Ich fuhr auf meinem Stuhl herum und entdeckte auf der Schwelle Lucian, der wieder einmal in einem schmal geschnittenen Anzug steckte. Unter dem Arm trug er meine gefaltete Uniform, die ich in Aurelias Schrank zurückgelassen hatte.
»Ich dachte mir schon, dass ich dich hier finden würde«, meinte er, kam unaufgefordert herein und lehnte sich an die Schreibtischkante. Ganz nah bei mir.

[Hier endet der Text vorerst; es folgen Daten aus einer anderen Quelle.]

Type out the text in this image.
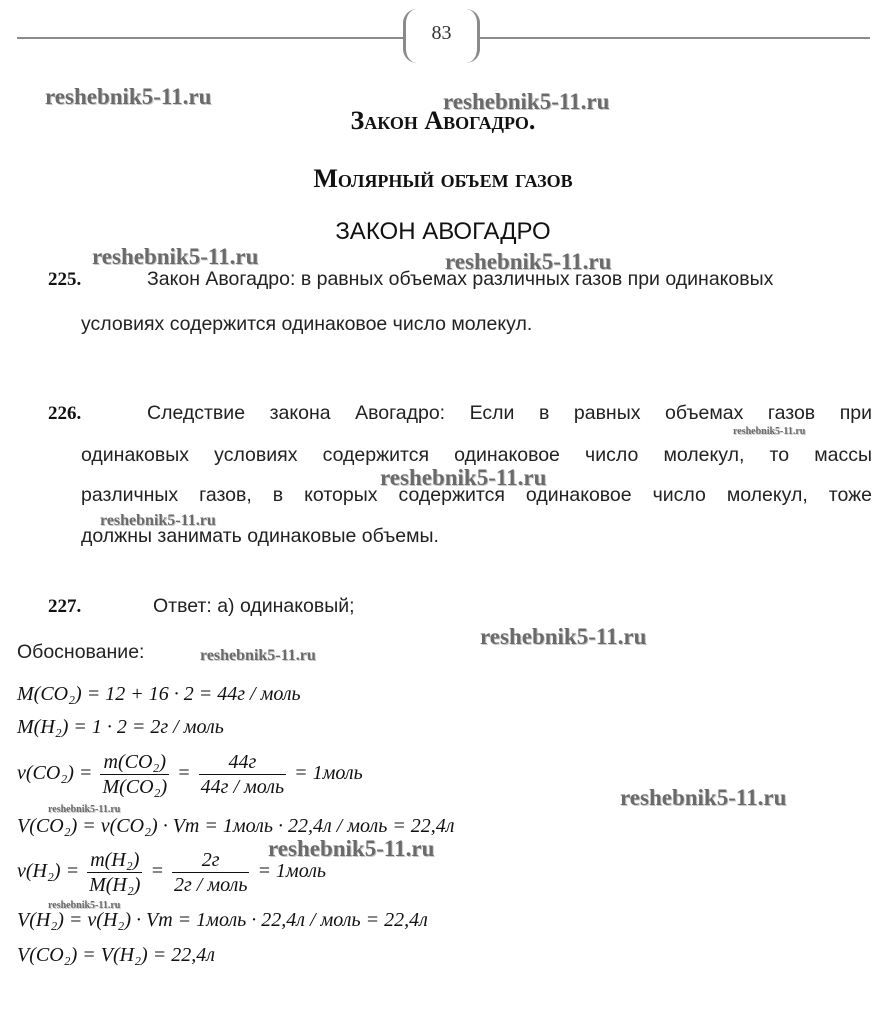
83
Закон Авогадро.
Молярный объем газов
ЗАКОН АВОГАДРО
225.	Закон Авогадро: в равных объемах различных газов при одинаковых
условиях содержится одинаковое число молекул.
226.	Следствие закона Авогадро: Если в равных объемах газов при
одинаковых условиях содержится одинаковое число молекул, то массы
различных газов, в которых содержится одинаковое число молекул, тоже
должны занимать одинаковые объемы.
227.	Ответ: а) одинаковый;
Обоснование:
M(CO₂) = 12 + 16 · 2 = 44г / моль
M(H₂) = 1 · 2 = 2г / моль
$\nu(CO_2) = \frac{\text{m(CO₂)}}{\text{M(CO₂)}} = \frac{44г}{\text{44г / моль}}$ = 1моль
V(CO₂) = ν(CO₂) · Vm = 1моль · 22,4л / моль = 22,4л
$\nu(H_2) = \frac{\text{m(H₂)}}{\text{M(H₂)}} = \frac{2г}{\text{2г / моль}}$ = 1моль
V(H₂) = ν(H₂) · Vm = 1моль · 22,4л / моль = 22,4л
V(CO₂) = V(H₂) = 22,4л
reshebnik5-11.ru	reshebnik5-11.ru
reshebnik5-11.ru	reshebnik5-11.ru
reshebnik5-11.ru
reshebnik5-11.ru
reshebnik5-11.ru
reshebnik5-11.ru
reshebnik5-11.ru
reshebnik5-11.ru
reshebnik5-11.ru
reshebnik5-11.ru
reshebnik5-11.ru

Ich versank in diesen grauen Augen und suchte darin nach einem Zeichen, dass er mich heute irgendwie anders ansah – als hätten wir eine Grenze überschritten und ganz neues Terrain betreten, in dem es zum Beispiel völlig in Ordnung wäre, mich aus keinem besonderen Grund und ohne jede Vorwarnung noch einmal leidenschaftlich zu küssen.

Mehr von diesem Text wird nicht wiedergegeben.